En los tres años de este gobierno hemos visto la consagración del dinero como el tema principal de la vida pública y privada. Es lo que he llamado, en mis conversaciones conmigo mismo, “una visión dinerocéntrica” que todo lo invade: las mentes, las preocupaciones, los sentimientos.

El gobierno actual y su voz principal se han encargado de obligarnos a tener presente el dinero en todas sus posibles formas y situaciones: dinero en abundancia, dinero que falta, dinero robado, dinero que se regala, dinero que se recorta, dinero en forma de becas, dinero en el futuro promisorio, dinero estafado en el pasado tenebroso. Es la principal obsesión y el tema central de este gobierno y del presidente. El dinero de las arcas públicas y el modo en que se maneja no es aquí el único asunto. También los sueldos o las ganancias del ámbito privado; no importa cómo se haya ganado, si el gobernante juzga que es demasiado, ese dinero será objeto de reprobación.

Porque el dinero es la medida de una vida moralmente irreprochable o de una existencia sórdida; depende de si se tiene poco y se es honrado —primer caso: estamos salvados— o si se tiene mucho —segundo caso: nos toca el infierno de las fulminaciones y condenas—, siempre, en cualquier caso, el dinero es la medida del mal y del bien.

Está el curioso caso de las clases medias: sus sedicentes deseos de tener más dinero del que tienen las convierte en abominaciones sociales que aspiran a dejar la “medianía” (no sé si “dorada medianía”) de una vida insatisfactoria, también calibrada por las cantidades de dinero.
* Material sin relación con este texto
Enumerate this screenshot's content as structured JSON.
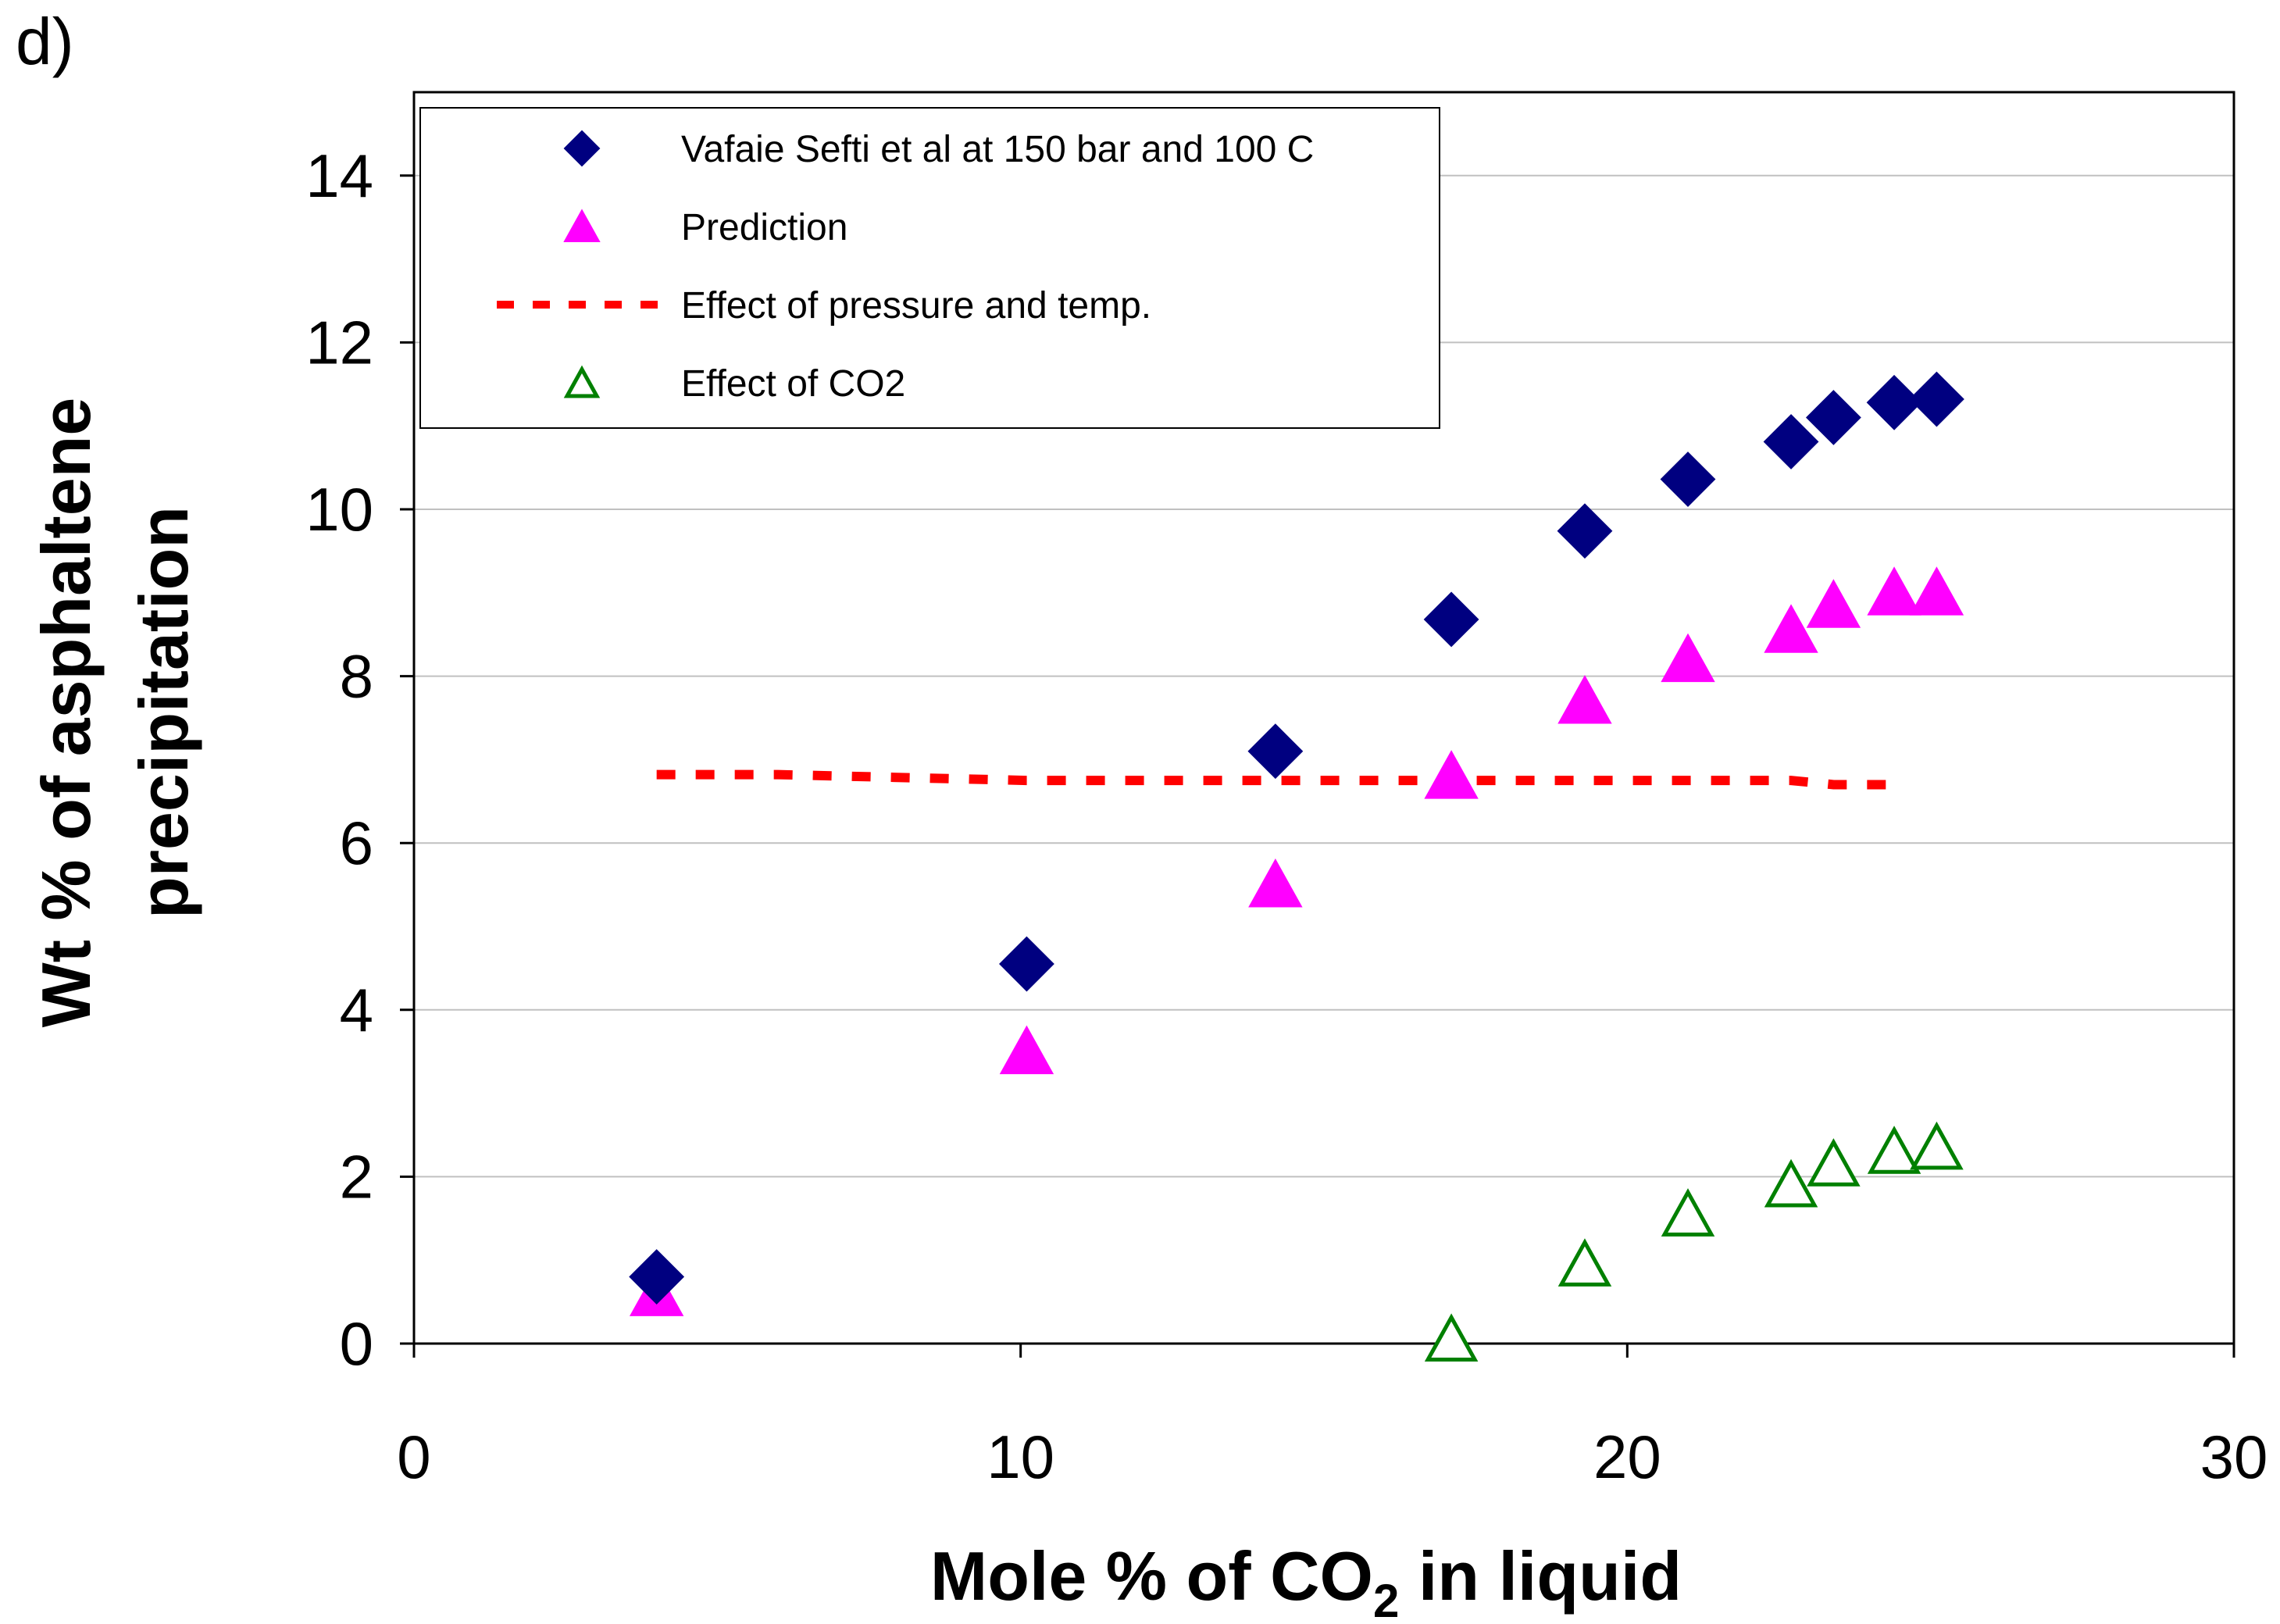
{
  "panel_label": "d)",
  "chart_data": {
    "type": "scatter",
    "title": "",
    "xlabel_main": "Mole %  of CO",
    "xlabel_sub": "2",
    "xlabel_tail": " in liquid",
    "ylabel_line1": "Wt % of asphaltene",
    "ylabel_line2": "precipitation",
    "xlim": [
      0,
      30
    ],
    "ylim": [
      0,
      15
    ],
    "xticks": [
      0,
      10,
      20,
      30
    ],
    "yticks": [
      0,
      2,
      4,
      6,
      8,
      10,
      12,
      14
    ],
    "gridlines": "horizontal",
    "legend_position": "top-left",
    "series": [
      {
        "name": "Vafaie Sefti  et al  at 150  bar and 100 C",
        "marker": "diamond",
        "color": "#000080",
        "x": [
          4,
          10.1,
          14.2,
          17.1,
          19.3,
          21,
          22.7,
          23.4,
          24.4,
          25.1
        ],
        "y": [
          0.8,
          4.55,
          7.1,
          8.68,
          9.74,
          10.36,
          10.81,
          11.1,
          11.28,
          11.32
        ]
      },
      {
        "name": "Prediction",
        "marker": "triangle-filled",
        "color": "#FF00FF",
        "x": [
          4,
          10.1,
          14.2,
          17.1,
          19.3,
          21,
          22.7,
          23.4,
          24.4,
          25.1
        ],
        "y": [
          0.55,
          3.45,
          5.45,
          6.75,
          7.65,
          8.15,
          8.5,
          8.8,
          8.95,
          8.95
        ]
      },
      {
        "name": "Effect of pressure and temp.",
        "marker": "dashed-line",
        "color": "#FF0000",
        "x": [
          4,
          6,
          10.1,
          14.2,
          17.1,
          19.3,
          21,
          22.7,
          23.4,
          24.4
        ],
        "y": [
          6.82,
          6.82,
          6.75,
          6.75,
          6.75,
          6.75,
          6.75,
          6.75,
          6.7,
          6.7
        ]
      },
      {
        "name": "Effect of CO2",
        "marker": "triangle-open",
        "color": "#008000",
        "x": [
          17.1,
          19.3,
          21,
          22.7,
          23.4,
          24.4,
          25.1
        ],
        "y": [
          0,
          0.9,
          1.5,
          1.85,
          2.1,
          2.25,
          2.3
        ]
      }
    ]
  }
}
Leer las noticias es aturdirse con cifras que difícilmente puede uno entender: decenas de millones (de dólares o de pesos, lo mismo da); centenares o miles de millones. Son casi abstracciones. Tal o cual obra no va a costar lo que se dijo sino decenas (o cientos) de millones menos o más; el “debate” tiene ahí su punto de partida. Si el plan de la obra es bueno o malo; si va a satisfacer alguna necesidad; si fue bien diseñado o planeado, todo eso es lo de menos: lo principal es saber cuánto cuesta.

Otro lado de esta situación es lo que cuesta, costó o costará lo que se destruye o cancela. El ejemplo notorio es el aeropuerto de Texcoco; seguimos tratando de averiguar cuánto costó cancelarlo, destruirlo, dejarlo atrás para hacer otro aeropuerto. Yo pienso de repente, en medio de la barahúnda, en los diseños de Norman Foster que fueron destrozados, pero a quién le importa —nomás a un despistado como yo— el tal Norman Foster, que en su casa lo conocen.

Uno de mis ejercicios favoritos de sinonimia es pedir a mis alumnos que me digan cuántas palabras hay en su acervo para designar el dinero: plata, marmaja, lana, centavos, luz, quintos. Un ejercicio ingenuo, ahora manchado por la obsesión dinerocéntrica.

La frasecita titular de esta columna es de Francisco de Quevedo. Está en un poema famoso dedicado, precisamente, al dinero.